International career
- 1971–1977: USSR / 14 / (0)

Managerial career
- 1982–1986: FC Dynamo Stavropol
- 1987–1988: FC Dynamo-2 Moscow
- 1990–1991: FC Dinamo Sokhumi
- 1992–1995: FC Chernomorets Novorossiysk
- 1996–1998: FC Chernomorets Novorossiysk
- 1998–2000: PFC CSKA Moscow
- 2001–2002: FC Kuban Krasnodar
- 2003: FC Dynamo St.
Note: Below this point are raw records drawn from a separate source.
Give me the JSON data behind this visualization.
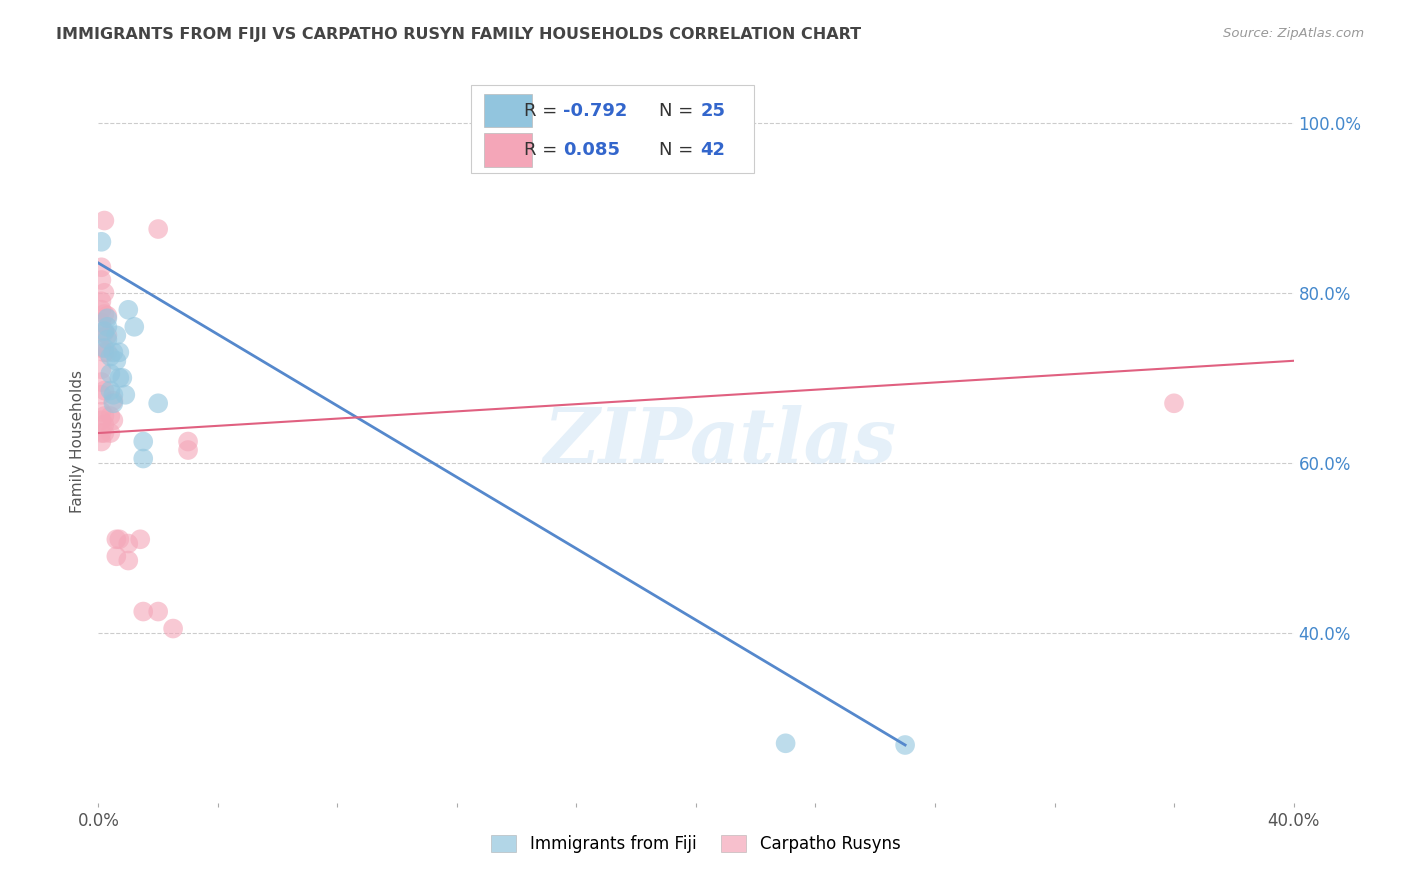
{
  "title": "IMMIGRANTS FROM FIJI VS CARPATHO RUSYN FAMILY HOUSEHOLDS CORRELATION CHART",
  "source": "Source: ZipAtlas.com",
  "ylabel": "Family Households",
  "xlim": [
    0.0,
    0.4
  ],
  "ylim": [
    0.2,
    1.05
  ],
  "x_ticks": [
    0.0,
    0.04,
    0.08,
    0.12,
    0.16,
    0.2,
    0.24,
    0.28,
    0.32,
    0.36,
    0.4
  ],
  "x_tick_labels": [
    "0.0%",
    "",
    "",
    "",
    "",
    "",
    "",
    "",
    "",
    "",
    "40.0%"
  ],
  "ytick_positions_right": [
    1.0,
    0.8,
    0.6,
    0.4
  ],
  "ytick_labels_right": [
    "100.0%",
    "80.0%",
    "60.0%",
    "40.0%"
  ],
  "watermark": "ZIPatlas",
  "blue_color": "#92c5de",
  "pink_color": "#f4a6b8",
  "blue_line_color": "#5588cc",
  "pink_line_color": "#e06080",
  "fiji_points": [
    [
      0.001,
      0.86
    ],
    [
      0.002,
      0.755
    ],
    [
      0.002,
      0.735
    ],
    [
      0.003,
      0.77
    ],
    [
      0.003,
      0.745
    ],
    [
      0.003,
      0.76
    ],
    [
      0.004,
      0.725
    ],
    [
      0.004,
      0.705
    ],
    [
      0.004,
      0.685
    ],
    [
      0.005,
      0.73
    ],
    [
      0.005,
      0.68
    ],
    [
      0.005,
      0.67
    ],
    [
      0.006,
      0.75
    ],
    [
      0.006,
      0.72
    ],
    [
      0.007,
      0.73
    ],
    [
      0.007,
      0.7
    ],
    [
      0.008,
      0.7
    ],
    [
      0.009,
      0.68
    ],
    [
      0.01,
      0.78
    ],
    [
      0.012,
      0.76
    ],
    [
      0.015,
      0.625
    ],
    [
      0.015,
      0.605
    ],
    [
      0.02,
      0.67
    ],
    [
      0.23,
      0.27
    ],
    [
      0.27,
      0.268
    ]
  ],
  "rusyn_points": [
    [
      0.001,
      0.83
    ],
    [
      0.001,
      0.815
    ],
    [
      0.001,
      0.79
    ],
    [
      0.001,
      0.78
    ],
    [
      0.001,
      0.765
    ],
    [
      0.001,
      0.735
    ],
    [
      0.001,
      0.71
    ],
    [
      0.001,
      0.695
    ],
    [
      0.001,
      0.68
    ],
    [
      0.001,
      0.66
    ],
    [
      0.001,
      0.65
    ],
    [
      0.001,
      0.635
    ],
    [
      0.001,
      0.625
    ],
    [
      0.002,
      0.885
    ],
    [
      0.002,
      0.8
    ],
    [
      0.002,
      0.775
    ],
    [
      0.002,
      0.753
    ],
    [
      0.002,
      0.73
    ],
    [
      0.002,
      0.685
    ],
    [
      0.002,
      0.655
    ],
    [
      0.002,
      0.645
    ],
    [
      0.002,
      0.635
    ],
    [
      0.003,
      0.773
    ],
    [
      0.003,
      0.75
    ],
    [
      0.003,
      0.73
    ],
    [
      0.004,
      0.655
    ],
    [
      0.004,
      0.635
    ],
    [
      0.005,
      0.673
    ],
    [
      0.005,
      0.65
    ],
    [
      0.006,
      0.51
    ],
    [
      0.006,
      0.49
    ],
    [
      0.007,
      0.51
    ],
    [
      0.01,
      0.505
    ],
    [
      0.01,
      0.485
    ],
    [
      0.014,
      0.51
    ],
    [
      0.015,
      0.425
    ],
    [
      0.02,
      0.875
    ],
    [
      0.02,
      0.425
    ],
    [
      0.025,
      0.405
    ],
    [
      0.03,
      0.625
    ],
    [
      0.03,
      0.615
    ],
    [
      0.36,
      0.67
    ]
  ],
  "blue_line_x": [
    0.0,
    0.27
  ],
  "blue_line_y": [
    0.835,
    0.268
  ],
  "pink_line_x": [
    0.0,
    0.4
  ],
  "pink_line_y": [
    0.635,
    0.72
  ],
  "legend_r_blue": "-0.792",
  "legend_n_blue": "25",
  "legend_r_pink": "0.085",
  "legend_n_pink": "42",
  "background_color": "#ffffff",
  "grid_color": "#cccccc"
}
Petersburg
- 2003: Vorskla-Naftohaz Poltava
- 2004–2006: FC Shinnik Yaroslavl
- 2006: FC Lokomotiv Moscow
- 2007–2009: FC Rostov
- 2010: FC Dinamo Sokhumi
- 2011–2012: FC Khimki
- 2012–2015: FC Chernomorets Novorossiysk
- 2017–: PFC CSKA Moscow (academy)

= Oleg Dolmatov =

Russian football manager and former player

Oleg Vasilyevich Dolmatov (Russian: Олег Васильевич Долматов; born 29 November 1948) is a Russian football manager and a former player who is coaching at the academy of PFC CSKA Moscow.

== Honors ==
- Soviet Top League winner: 1976 (spring)
- Soviet Cup winner: 1977
- UEFA Euro 1972 runner-up
- Top 33 players year-end list: 1971, 1973
- UEFA Cup Winners' Cup finalist: 1972

=== As a coach ===
- Russian Premier League runner-up: 1998
- Russian Premier League bronze: 1999

==International career==
Dolmatov made his debut for USSR on 18 September 1971 in a friendly against India. He earned 14 caps for the USSR national football team, and participated in UEFA Euro 1972. He also played in one qualifier game for the 1978 FIFA World Cup.